Crime is bad for our health. Think of a rape victim retreating from her friends after being assaulted. Or a parent trying to hold down a job after a child is murdered.

Crime also affects Americans in disparate ways. Poor people are twice as likely to be victims of a violent crime. More young black men die from homicide than any other cause.

So there’s an equity-based case for policymakers to do what they can to reduce crime.

What’s the best way to do that? A new report from the White House Council of Economic Advisors, which provides analysis to the president, reviewed the existing economic literature and came up with some surprising results.

What Doesn’t Work

  • More Incarceration. The economists point out that the U.S. imprisons its residents at a higher rate than all but one other country in the world (the Seychelles, but I digress), and at a rate that’s four times the world average. They cite research showing that incarceration isn’t very effective at reducing crime, and that it becomes less so as more of the population is locked up.
  • Longer Sentences. The longer someone is imprisoned, the more likely they are to commit a crime again once they’re released. At the same time, increasing sentences is not a strong deterrent on crime, according to research cited by the president’s advisors.

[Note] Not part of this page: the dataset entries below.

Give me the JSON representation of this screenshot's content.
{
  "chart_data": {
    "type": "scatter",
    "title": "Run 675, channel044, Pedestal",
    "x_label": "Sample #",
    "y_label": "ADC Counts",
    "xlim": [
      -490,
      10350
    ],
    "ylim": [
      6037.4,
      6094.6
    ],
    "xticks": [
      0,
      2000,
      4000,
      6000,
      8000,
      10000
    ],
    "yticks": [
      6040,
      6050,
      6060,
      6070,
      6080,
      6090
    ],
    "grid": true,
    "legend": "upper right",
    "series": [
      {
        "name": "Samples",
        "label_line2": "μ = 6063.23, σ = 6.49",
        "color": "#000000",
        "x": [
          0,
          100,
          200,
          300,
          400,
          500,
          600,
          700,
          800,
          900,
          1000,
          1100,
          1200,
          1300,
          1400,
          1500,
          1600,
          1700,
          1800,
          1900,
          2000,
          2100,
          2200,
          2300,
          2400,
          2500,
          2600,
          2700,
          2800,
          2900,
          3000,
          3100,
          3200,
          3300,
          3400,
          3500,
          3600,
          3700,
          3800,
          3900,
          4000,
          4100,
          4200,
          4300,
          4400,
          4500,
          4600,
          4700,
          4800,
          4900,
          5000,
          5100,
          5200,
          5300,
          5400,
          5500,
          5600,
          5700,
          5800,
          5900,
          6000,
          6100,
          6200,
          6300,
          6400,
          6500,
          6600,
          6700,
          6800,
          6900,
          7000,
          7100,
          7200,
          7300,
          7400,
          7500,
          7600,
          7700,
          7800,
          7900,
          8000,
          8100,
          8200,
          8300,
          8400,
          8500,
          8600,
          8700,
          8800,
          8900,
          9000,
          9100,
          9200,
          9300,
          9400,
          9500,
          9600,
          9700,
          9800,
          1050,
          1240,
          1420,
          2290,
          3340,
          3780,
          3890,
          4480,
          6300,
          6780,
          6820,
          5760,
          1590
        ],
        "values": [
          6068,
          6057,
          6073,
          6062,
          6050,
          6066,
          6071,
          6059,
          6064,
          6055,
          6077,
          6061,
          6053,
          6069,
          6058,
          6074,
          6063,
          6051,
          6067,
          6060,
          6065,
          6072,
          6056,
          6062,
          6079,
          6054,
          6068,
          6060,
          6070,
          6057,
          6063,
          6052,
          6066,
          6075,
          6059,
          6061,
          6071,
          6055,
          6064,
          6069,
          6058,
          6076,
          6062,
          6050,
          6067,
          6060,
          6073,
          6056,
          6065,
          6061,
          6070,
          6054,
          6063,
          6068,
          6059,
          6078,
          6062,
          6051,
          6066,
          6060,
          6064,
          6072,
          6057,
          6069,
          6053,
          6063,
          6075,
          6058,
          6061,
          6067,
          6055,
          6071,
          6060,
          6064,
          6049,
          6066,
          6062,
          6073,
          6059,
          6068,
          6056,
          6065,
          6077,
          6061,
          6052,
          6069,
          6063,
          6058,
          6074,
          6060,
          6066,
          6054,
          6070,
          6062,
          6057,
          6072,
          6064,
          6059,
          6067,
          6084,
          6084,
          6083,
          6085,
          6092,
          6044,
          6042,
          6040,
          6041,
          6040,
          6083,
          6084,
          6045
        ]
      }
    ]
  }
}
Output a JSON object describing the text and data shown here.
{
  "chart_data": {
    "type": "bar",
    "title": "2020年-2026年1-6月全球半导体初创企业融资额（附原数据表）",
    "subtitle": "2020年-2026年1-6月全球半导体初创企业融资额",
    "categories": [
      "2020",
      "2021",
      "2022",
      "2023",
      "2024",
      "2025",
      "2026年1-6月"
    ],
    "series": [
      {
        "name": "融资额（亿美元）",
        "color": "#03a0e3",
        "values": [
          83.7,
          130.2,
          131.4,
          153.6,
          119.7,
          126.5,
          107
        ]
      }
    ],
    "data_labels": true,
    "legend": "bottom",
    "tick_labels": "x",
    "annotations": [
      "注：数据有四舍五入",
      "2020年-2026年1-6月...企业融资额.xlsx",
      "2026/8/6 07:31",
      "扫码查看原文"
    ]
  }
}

Especially when considering the indirect consequences of incarceration—on poverty, employment prospects and the mental health, safety and security of children whose parents are in prison—locking people up fails a cost-benefit analysis from an economic point of view. Essentially, the economists found that this cure is worse than the disease.

What Does Work

  • Education. The case for policies that promote education is very strong, even just from a purely dollars-and-cents perspective. The president’s advisors cite economic research (nine studies in all) that conducts cost-benefit analyses. They include this 2014 study showing that counties that allow kids to drop out of high school at a lower age have higher rates of juvenile crime, and other research showing a strong rate of return on preschool programs and other early-childhood efforts as a way of reducing crime.
  • Policing. Does having more police on the street deter crime? There’s evidence that it does. This 2013 study funded by the National Bureau of Economic Research, for instance, looked at crime data in U.S. cities from 1960 to 2010, and found that police presence reduces violent crime. Another study found that targeting minor crimes—the so-called “broken windows” theory of policing—actually does decrease the occurrence of more serious crimes.
    It’s worth noting, however, that few of these studies consider the damage that can be done by poor policing. The Black Lives Matter movement has brought attention to the disproportionate targeting of people of color—and police violence—that can add to the burden of the same communities that are most impacted by crime.
  • Higher Wages. This is perhaps the most surprising part of the report. The Council of Economic Advisors set two policies against each other: In the first scenario, the United States would increase spending on incarceration by $10 billion, or 12 percent. This would reduce the crime rate by an estimated 1 to 4 percent. At best, the policy would benefit us by reducing crime to the tune of $1 billion; at worst, it would cost us $8 billion.
    By contrast, raising the federal minimum wage from $7.25 an hour to $12 by 2020 would likely reduce crime by 3 to 5 percent, and reap a reward of $8 billion to $17 billion. By their estimate, lifting up those at the bottom would leave us all wealthier and safer.